The core of the documentary is the contrast between the groundbreaking production design of the original film and the small scale of Paranoid Dramatic’s recreations of an interstellar hauling ship and a mysterious alien world. It would have been easy to exploit this contrast to look down on the crew with a knowing irony, but, instead, the film balances its sense of the ironic tension with real sincerity. ALIEN ON STAGE meaningfully engages with the enthusiasm of the working class British people putting on a show based on a movie that they love.

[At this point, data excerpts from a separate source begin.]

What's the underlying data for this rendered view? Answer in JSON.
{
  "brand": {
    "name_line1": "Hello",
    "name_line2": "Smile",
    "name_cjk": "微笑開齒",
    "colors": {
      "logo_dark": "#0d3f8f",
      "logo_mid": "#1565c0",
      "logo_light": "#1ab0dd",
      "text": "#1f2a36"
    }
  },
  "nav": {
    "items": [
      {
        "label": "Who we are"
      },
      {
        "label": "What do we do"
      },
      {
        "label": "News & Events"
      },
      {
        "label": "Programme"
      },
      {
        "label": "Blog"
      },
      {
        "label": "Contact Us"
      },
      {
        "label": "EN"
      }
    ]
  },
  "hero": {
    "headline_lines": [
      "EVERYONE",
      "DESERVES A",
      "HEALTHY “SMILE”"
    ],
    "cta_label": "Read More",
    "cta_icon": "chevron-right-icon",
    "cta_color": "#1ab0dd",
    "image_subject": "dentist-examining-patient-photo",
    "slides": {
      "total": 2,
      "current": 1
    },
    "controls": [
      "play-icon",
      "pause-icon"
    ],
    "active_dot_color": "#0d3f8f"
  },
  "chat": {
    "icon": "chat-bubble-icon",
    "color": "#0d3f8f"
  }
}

As we spend time with the crew, we get to see a group of people who were written off at an early age doing something they love and absolutely smashing it: Jacqui Roe, the charity shop worker and an aspiring actor playing a gender-swapped Ash; Pete Lawford, the talented prop master working to recreate H. R. Giger’s iconic Xenomorph out of polystyrene and string; and Dave Mitchell, the blunt and demanding ex-Army director whose quiet passion drives and motivates the entire show. The film reveals the incredible talent of these people, and we see the potential of people who weren’t given creative opportunities and who recognise the importance of stretching yourself creatively outside work. It makes for a beautiful documentary that’s far more substantial than its cardboard sets.